In the area of operator comfort, an enclosed cab with climate control makes it possible to continue to work even when Jack Frost and Old Man Winter come knocking.
"In the winter, a fully enclosed cab with heat is certainly a benefit," says Zastrow. "And the fact that you sit down in a cab for the duration of a job'rather than walk behind or stand on a platform'is less fatiguing physically, especially if you're operating the loader for an extended period of time."
Mini skid steers are controlled solely with the hands, and most within the industry agree that they are easier for first-time operators to use. Controls are more consolidated and most functions can be controlled with one hand.
However, some end users prefer the traditional feel of a skid steer. Trey Philstiker, owner of Rain Dance, a landscape company in Phoenix, AZ, indicates that his workers appreciate the familiarity the compact skid steer controls provide. Philstiker and his crews provide new landscape and backyard upgrades to just over 4,000 homes a year with the contractor's 20-plus Bobcat 463 compact skid steers.

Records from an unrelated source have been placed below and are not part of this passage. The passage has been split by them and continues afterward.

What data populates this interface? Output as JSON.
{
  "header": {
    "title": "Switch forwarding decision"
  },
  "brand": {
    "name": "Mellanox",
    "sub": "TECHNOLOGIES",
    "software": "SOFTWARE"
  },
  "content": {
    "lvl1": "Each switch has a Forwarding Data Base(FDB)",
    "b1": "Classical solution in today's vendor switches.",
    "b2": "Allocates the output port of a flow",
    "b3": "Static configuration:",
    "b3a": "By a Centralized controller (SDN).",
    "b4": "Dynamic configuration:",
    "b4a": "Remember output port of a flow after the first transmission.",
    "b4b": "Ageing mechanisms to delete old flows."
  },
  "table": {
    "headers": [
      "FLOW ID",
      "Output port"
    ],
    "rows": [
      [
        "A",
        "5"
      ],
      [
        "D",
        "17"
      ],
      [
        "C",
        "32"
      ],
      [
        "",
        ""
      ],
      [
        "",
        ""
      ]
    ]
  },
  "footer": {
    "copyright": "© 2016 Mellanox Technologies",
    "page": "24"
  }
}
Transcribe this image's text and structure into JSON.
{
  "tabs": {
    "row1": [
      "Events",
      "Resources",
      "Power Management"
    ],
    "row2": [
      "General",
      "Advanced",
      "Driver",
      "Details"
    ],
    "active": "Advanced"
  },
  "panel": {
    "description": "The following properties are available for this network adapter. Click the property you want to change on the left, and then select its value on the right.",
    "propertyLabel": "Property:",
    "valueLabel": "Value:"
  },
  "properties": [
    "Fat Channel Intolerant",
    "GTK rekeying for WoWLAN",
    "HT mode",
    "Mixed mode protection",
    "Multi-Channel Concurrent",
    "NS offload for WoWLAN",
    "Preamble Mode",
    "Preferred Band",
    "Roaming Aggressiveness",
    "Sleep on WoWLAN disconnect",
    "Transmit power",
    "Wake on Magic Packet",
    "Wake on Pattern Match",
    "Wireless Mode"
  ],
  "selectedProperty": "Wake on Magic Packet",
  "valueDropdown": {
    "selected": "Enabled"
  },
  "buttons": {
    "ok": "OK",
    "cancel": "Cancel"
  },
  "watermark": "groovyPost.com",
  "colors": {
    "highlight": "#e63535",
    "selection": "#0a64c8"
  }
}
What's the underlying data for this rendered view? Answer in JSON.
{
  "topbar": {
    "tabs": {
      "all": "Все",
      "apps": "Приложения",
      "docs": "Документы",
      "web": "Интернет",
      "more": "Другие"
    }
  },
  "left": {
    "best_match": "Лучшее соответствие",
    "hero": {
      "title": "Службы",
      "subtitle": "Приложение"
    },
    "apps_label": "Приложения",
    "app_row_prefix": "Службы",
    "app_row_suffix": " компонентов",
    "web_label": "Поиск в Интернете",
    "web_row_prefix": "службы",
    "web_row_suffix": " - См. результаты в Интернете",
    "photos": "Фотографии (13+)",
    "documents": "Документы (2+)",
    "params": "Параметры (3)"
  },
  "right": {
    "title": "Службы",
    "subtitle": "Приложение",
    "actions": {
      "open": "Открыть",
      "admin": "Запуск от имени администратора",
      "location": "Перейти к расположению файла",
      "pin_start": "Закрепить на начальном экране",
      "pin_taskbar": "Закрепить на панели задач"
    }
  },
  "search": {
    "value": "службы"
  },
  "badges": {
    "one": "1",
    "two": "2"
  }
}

Rain Dance began using compact skid steers about 15 years ago. But Philstiker eventually abandoned them in lieu of larger skid-steer loaders because of the smaller machine's limitations in hydraulic flow rates for trencher attachments. In places where the larger machines couldn't fit, he turned to manual labor. And for digging irrigation lines, he relied on walk-behind trenchers.
Then about five years ago, Rain Dance returned to the smaller units when flow rates increased enough to accommodate trencher attachments.
"With the smaller machine, we can get through some tight access areas in backyards," Philstiker says. "Now we can run them in the backyard without taking down walls. And with the trencher attachment and the versatility of the other attachments we can use, we have been able to streamline our operation. We can trench and set grades as well as boulders with these small machines. We don't have to have guys doing manual labor."
Rain Dance also relies on buckets and forks during the course of a day on the job. Workers might begin the morning by grading, switch to pallet forks to unload sod, then move to the trencher attachments to dig irrigation mainline laterals for sprinkler systems.
"Then, with the weight of the machine, we can compact and settle the trench lines," Philstiker adds. "We've been very happy with these machines and we're beginning to see a lot more contractors use them, in part because of the labor costs they can save by going to machinery. For us, we've been able to reduce crew size from six to three workers with these machines."